The life on the boat flowed calmly. The period during the journey are well organized and include recuperating siestas. The atmosphere is relaxed. There are no formalities, neither bijouterie nor high class eveningwear. There are excursions during the mornings and in the afternoon there are excursions on motorboats to see animals. Through binoculars you'll see all types of birds ( macaws, storks, herons, kingfishers, etc); crocodiles, serpents, pink dolphins,  sloth's, monkeys, etc.  The guides are masters at sighting the animals and directing the travelers eyes. As the launch boats go into the reserve the landscape begins to unfold as if it were designed by brilliant and restless landscapers. Gigantic thousand year old trees, aquatic plants, flowers and vines, they coexist in perfect and beautiful balance with the diverse local fauna. The perception of that balance produced a constant and intense emotion.

During the prolonged times of navigation the guides instructed us on their experiences in the forest, of the human and animal life in the river, botany, ecology, education on the protection of the environment, etc.
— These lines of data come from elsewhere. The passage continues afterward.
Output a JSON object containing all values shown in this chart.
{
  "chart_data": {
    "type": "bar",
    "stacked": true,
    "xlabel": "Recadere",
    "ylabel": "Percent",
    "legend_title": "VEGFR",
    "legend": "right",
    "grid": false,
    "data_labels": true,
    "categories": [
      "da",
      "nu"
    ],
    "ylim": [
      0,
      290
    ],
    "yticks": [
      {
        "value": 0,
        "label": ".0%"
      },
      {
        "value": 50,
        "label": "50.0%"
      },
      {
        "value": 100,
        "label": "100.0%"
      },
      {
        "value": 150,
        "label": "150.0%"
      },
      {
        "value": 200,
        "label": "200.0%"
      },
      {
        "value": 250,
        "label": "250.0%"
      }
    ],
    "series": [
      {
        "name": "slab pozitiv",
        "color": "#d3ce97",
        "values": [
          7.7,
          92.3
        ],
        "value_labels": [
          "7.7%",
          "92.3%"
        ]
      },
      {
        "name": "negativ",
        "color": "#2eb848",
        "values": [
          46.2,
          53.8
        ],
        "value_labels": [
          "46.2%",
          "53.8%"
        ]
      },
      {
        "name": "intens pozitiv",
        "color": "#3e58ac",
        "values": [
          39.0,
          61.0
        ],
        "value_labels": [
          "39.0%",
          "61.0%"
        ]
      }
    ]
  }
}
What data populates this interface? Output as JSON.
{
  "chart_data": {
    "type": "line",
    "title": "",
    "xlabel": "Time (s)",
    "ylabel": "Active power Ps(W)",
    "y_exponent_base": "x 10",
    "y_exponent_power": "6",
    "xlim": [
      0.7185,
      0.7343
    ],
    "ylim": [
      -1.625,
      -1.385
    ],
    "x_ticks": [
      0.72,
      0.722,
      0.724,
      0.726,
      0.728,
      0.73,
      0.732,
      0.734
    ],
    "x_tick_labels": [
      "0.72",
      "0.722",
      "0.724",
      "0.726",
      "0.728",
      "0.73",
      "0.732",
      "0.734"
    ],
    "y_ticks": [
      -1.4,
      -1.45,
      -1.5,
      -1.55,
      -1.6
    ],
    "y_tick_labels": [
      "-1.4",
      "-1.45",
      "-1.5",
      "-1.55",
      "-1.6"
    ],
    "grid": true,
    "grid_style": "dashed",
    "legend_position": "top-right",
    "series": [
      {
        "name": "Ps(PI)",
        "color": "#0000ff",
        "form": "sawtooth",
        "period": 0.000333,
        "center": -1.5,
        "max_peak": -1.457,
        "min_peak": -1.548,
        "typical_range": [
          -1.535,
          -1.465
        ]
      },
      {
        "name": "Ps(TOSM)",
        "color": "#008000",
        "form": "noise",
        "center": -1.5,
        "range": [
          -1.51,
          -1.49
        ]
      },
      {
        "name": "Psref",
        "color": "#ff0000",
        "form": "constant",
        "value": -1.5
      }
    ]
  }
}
Each night, close to 10:00 pm and thanks to its draft, the boat would berth along side the shores of the river and suspend navigation until 6:00 am.  As a result of this you would sleep peacefully, rhythmical by the intense noises of the jungle, and with a pleasant sensation of protection and security in the cabin.

Guided journeys

The night had a special attractiveness, since it produced a total change of actors that fought for there subsistence until the next morning. Once we left on an excursion to observe crocodiles. Moving in silence in the darkness in the middle of the river, under the deafening concert of noises and lit by powerful lanterns you could observe hundreds of little pink lights on the border levels of the water shining from the crocodile's eyes. It is a surprising and frightful spectacle.  Fireflies, nocturnal birds and some mosquitoes, complete a moving atmosphere that made me become conscientious of our own vulnerability among so much wild life. 

During navigation, The Amatista would frequently greet ferries oversold up to the ceiling with passengers; with rafts made with large trunks united to each other, and other fish weir crafts filled with live fish moving around under the water. Among them, merchants that raised tents and installed hammocks waiting patiently- without care for inclemency's of time and some times up to seven days- that the current would transport them to the Iquitos port, where they would sell there valued merchandise. 


until the end, we visited "Vista Alegre", one of the villages at the shores of the river.  Its habitants received us with a smile and invited us to visit there palafitte-homes and at the same time offer there artisan crafts (imported from Iquitos and soon after with there corresponding price). Surprisingly no one asked for money or charged to pose for a photograph.  An English lady descended with various and small packages with gifts handing them out to children.  Colored pencils, figurines and bottles to blow bubbles. Blowing bubbles generated total clamor in Vista Alegre. Don Juan Torres the interesting Chamán of the village would tell us his healing methods and invited us back the next time we visit on a "trip" with ayahusca, a herb where he sees the state of the body and the sole of the patient. I made a compromise with myself -this time with out doubts- to take part in this hallucinating trip.

This way, without realizing it and overwhelmed with new sensations the moment arrived when I had to disembark in Iquitos. The days passed by flying. It was hard to believe that what I had lived was real. I feel peaceful and with the sensation of having treasured something vary valuable. While writing this article, I still conserve the sensation of floating on the river.